The mayor of Fishtopia wants to place k hotels in the city, each one occupying one cell. To allow people to enter the city from anywhere, hotels should not be placed on the border cells.

A person can move from one cell to another if those cells are not occupied by hotels and share a side.

Can you help the mayor place the hotels in a way such that there are equal number of shortest paths from each village to its preferred pond?

## Input:

The first line of input contain two integers, n and k (3≤n≤99, 0≤k≤2×(n−2)), n is odd, the width of the city, and the number of hotels to be placed, respectively.

## Output:

Print "YES", if it is possible to place all the hotels in a way that satisfies the problem statement, otherwise print "NO".

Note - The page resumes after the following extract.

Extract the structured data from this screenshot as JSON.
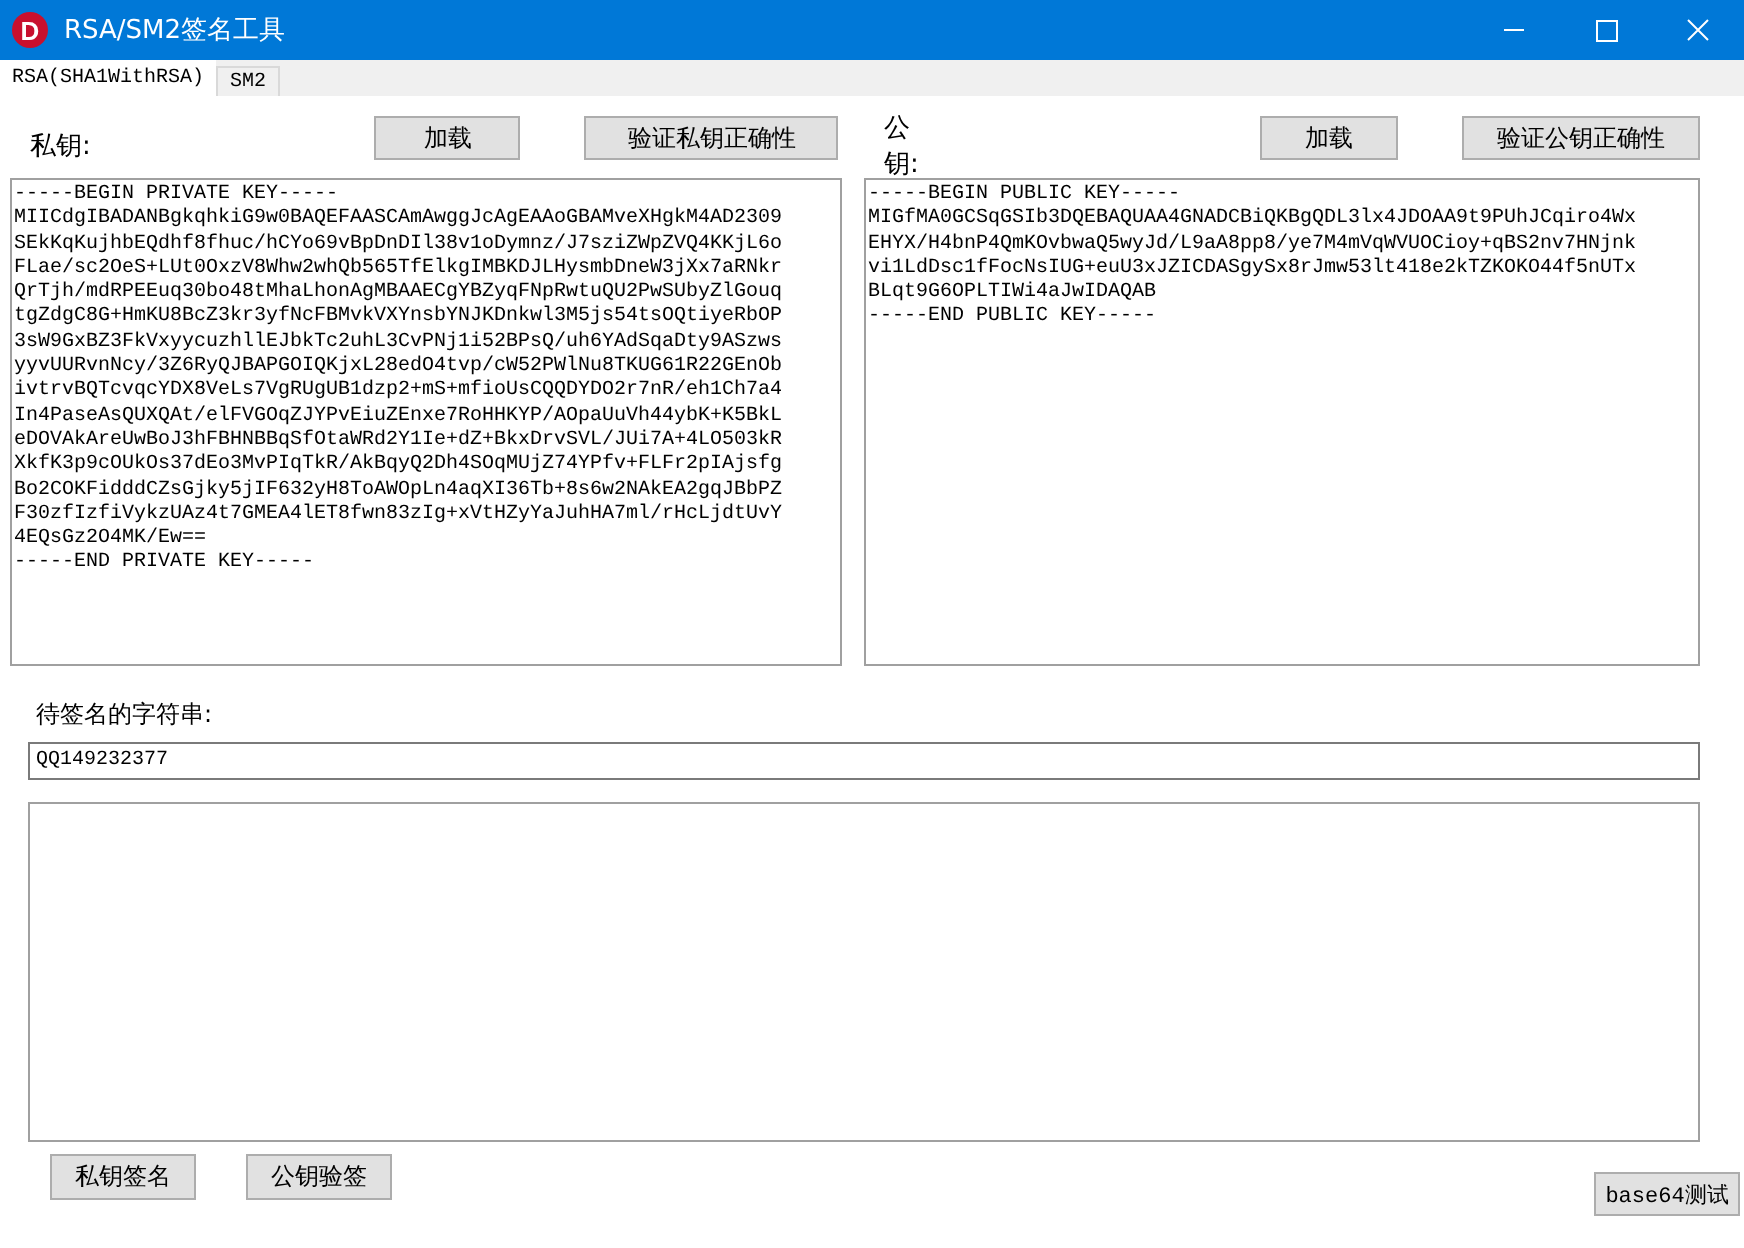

If it is possible, print an extra 4 lines that describe the city, each line should have n characters, each of which is "#" if that cell has a hotel on it, or "." if not.

7 2

## Sample Output:

YES
.......
.#.....
.#.....
.......

5 3

## Sample Output:

YES
.....
.###.
.....
.....

## AC代码:

#include <bits/stdc++.h>
using namespace std;
#define mem(a,b) memset(a,b,sizeof(a))
#define pb push_back
typedef long long ll;
typedef unsigned long long ull;
typedef pair<int,int> p;
const int INF = 0x3f3f3f3f;
const int maxn = 1e2+5;
const int mod = 1e9+7;
const double eps = 1e-5;
const double pi = asin(1.0)*2;
const double e = 2.718281828459;
void fre() {
freopen("in.txt", "r", stdin);
//freopen("out.txt", "w", stdout);
}

int n, k;
char ans[5][maxn];

int main() {
//fre();
scanf("%d%d", &n, &k);
printf("YES\n");
mem(ans, '.');
if (k % 2) {
ans[2][(n + 1) >> 1] = '#';
k--;
int temp = (n - 1) >> 1;
while (k && temp > 1) {
ans[2][temp] = '#';
ans[2][(n + 1) - temp] = '#';
temp--; k -= 2;
}
temp = 2;
while (k) {
ans[3][temp] = '#';
ans[3][(n + 1) - temp] = '#';
temp++; k-= 2;
}
}
else {
int temp = 2;
while (k) {
ans[2][temp] = '#';
ans[3][temp] = '#';
temp++; k -= 2;
}
}
for (int i = 1; i < 5; ++i) {
for (int j = 1; j <= n; ++j) {
printf("%c", ans[i][j]);
}
printf("\n");
}
return 0;
}

# C. Posterized

## Description:

Professor Ibrahim has prepared the final homework for his algorithm’s class. He asked his students to implement the Posterization Image Filter.

Their algorithm will be tested on an array of integers, where the i-th integer represents the color of the i-th pixel in the image. The image is in black and white, therefore the color of each pixel will be an integer between 0 and 255 (inclusive).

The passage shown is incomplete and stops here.